In her decades of treating and researching childhood cancers, University of Colorado Cancer Center leader Lia Gore, MD, has seen a lot change for the better.
In a recent article published in the journal Cell, Gore and fellow CU Cancer Center member Maureen O’Brien, MD, MS, chart 50 years of progress toward curing childhood cancer, crediting advances in genomics, immunology, surgical techniques, radiation therapy, and supportive care for helping to turn the tide.
“Fifty years ago, cancer in children was not really curable,” says Gore, co-director of the Developmental Therapeutics Program at the CU Cancer Center. “There were a small number of patients who had a realistic chance of surviving. Today, the majority of kids diagnosed with cancer are cured. What is most meaningful to me is that there are children alive today who wouldn't be otherwise. We know there are children and young adults who have gone through therapy and are on the successful side of being cured and are going on to lead exciting, productive, happy lives.”
Gore and her colleagues were on the front lines of a recent breakthrough in a specific childhood blood cancercalled B-acute lymphoblastic leukemia, co-leading the first clinical trial of an immunotherapy drug called blinatumomab that ultimately was shown to reduce relapse and improve overall survival. Part of a class of drugs called bispecific T-cell engagers (BiTEs), blinatumomab works by directing the immune system to kill cancer cells, Gore says.
“Bispecifics are essentially linkers with antibodies on each end,” she says. “One end links to a protein on the surface of an individual’s T cells, and the other end links to a protein or another characteristic on a cancer cell. It brings a cancer cell in close proximity to a patient’s T cells, which then do what they were born to do: go out and kill foreign invaders.”
In another recent article, this one for the journal Haematologica, Gore and Kaylyn Lyons, MD, a recently graduated pediatric hematology/oncology fellow at CU, reviewed some of the recent studies on BiTEs, noting that blinatumomab has induced remission in approximately 40% of the 10% to 15% of B-acute lymphoblastic leukemia patients who relapse after treatment, with a significant reduction in serious side effects. Though originally prescribed only for patients who relapsed after other treatments, blinatumomab is now being used as a frontline therapy for some children with the disease.
“There have been other immunotherapy options for these patients, but this was a completely new approach,” says Gore, who holds the Ergen Family Chair in Pediatric Oncology at Children’s Hospital Colorado. “We think of it as a living drug, because it is engaging the body's immune system in a different way from previous antibody therapies. It has allowed patients who previously did not have hope for survival to survive.”

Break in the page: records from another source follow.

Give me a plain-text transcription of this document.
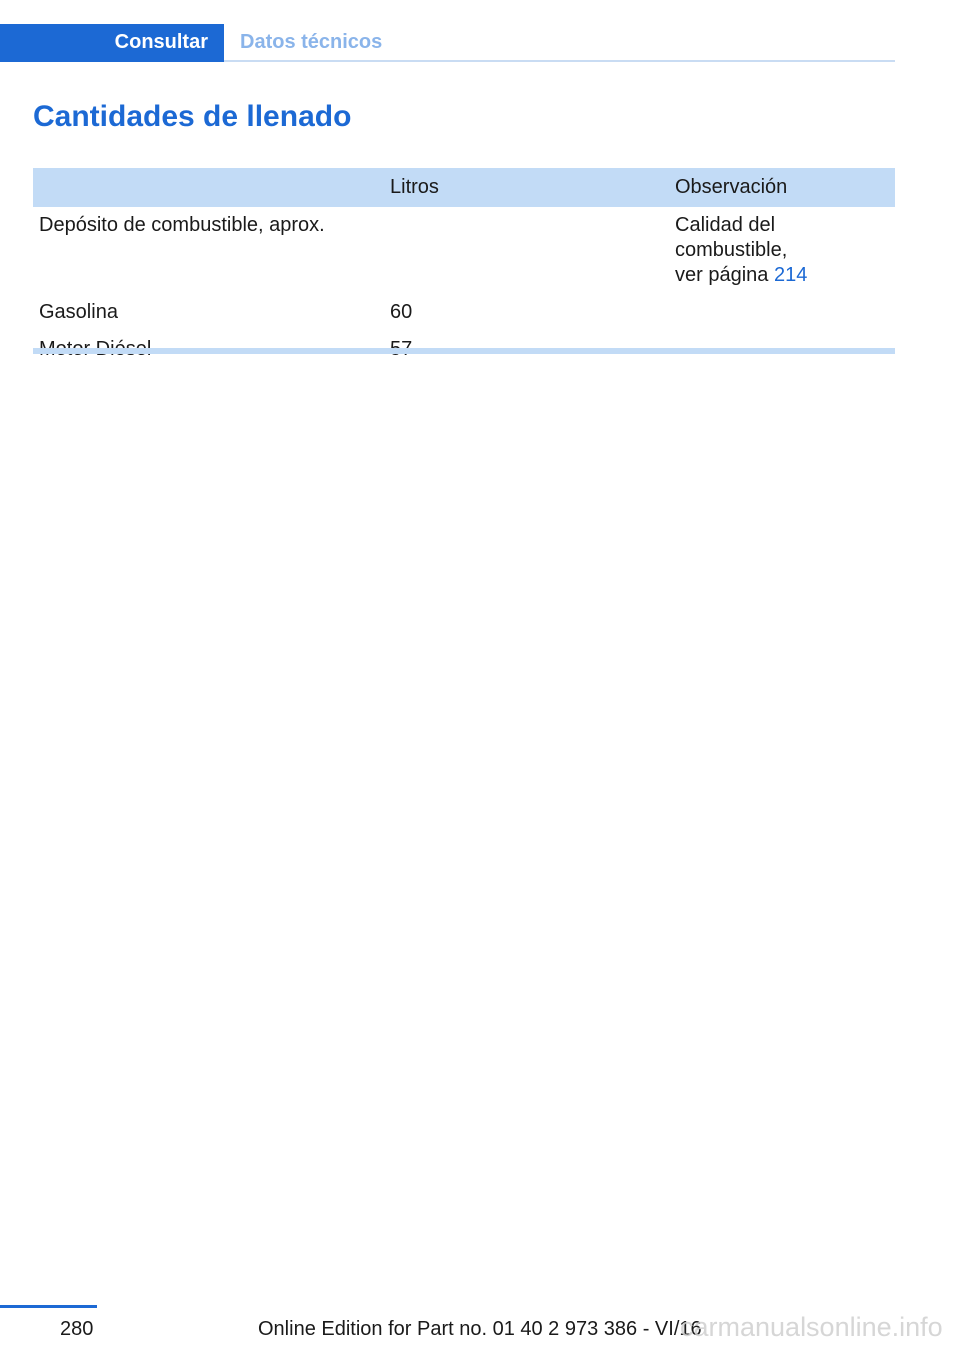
Consultar	Datos técnicos
Cantidades de llenado
	Litros	Observación
Depósito de combustible, aprox.		Calidad del combustible,
ver página 214
Gasolina	60	

280	Online Edition for Part no. 01 40 2 973 386 - VI/16
carmanualsonline.info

Gore says BiTEs work in a similar way to CAR T cell therapy — in which a patient’s blood is drawn then sent to a lab, where it is re-engineered to fight cancer cells — but with BiTEs, “We can pull it off the shelf and treat somebody tomorrow,” she says.
Both BiTEs and CAR T cells have advantages and disadvantages, she says, and both are key in the immunotherapy revolution.
Despite all the advances in treating pediatric cancer, including BiTEs, Gore says there is still much work to be done. Though overall survival for childhood cancer is now at 85%, with dramatic decline in mortality rates over the past 50 years, “there are some patients for whom we haven’t made much progress,” she says. “Too many children still die of cancer, and some cancers have no better prognosis today than they did in the 1970s. Improving outcomes for the last 15% of patients is the next frontier.”
Among the strategies researchers can use to close the gap, she and O’Brien suggest, are coordinated research efforts on an international scale with pharmaceutical and biotech partners and regulatory agencies, advanced bioinformatic analyses, integration of tumor and host genomics, understanding pharmacogenomics and the tumor microenvironment, and comprehensive approaches to cost containment and access to care.
“We're going to always look for better answers,” she says. “Our next challenge is going to be improving the quality of survivorship, because we know that survivorship comes at a cost for many patients. How can we lessen those more severe and longer-term side effects? If you're treated for childhood leukemia when you're 3 or 4 years old, then my goal is that you have 85 more years of life. So, what does that 85 years look like? What are the benchmarks we have to focus on, and how can we move the needle for those patients and their families?”
She and her colleagues won’t rest, Gore says, until the research isn’t needed anymore.
“It’s a privilege to take care of children and families who entrust us with their lives,” she says. “None of us is ever going to be happy until we're unemployed because there's no need for us anymore.”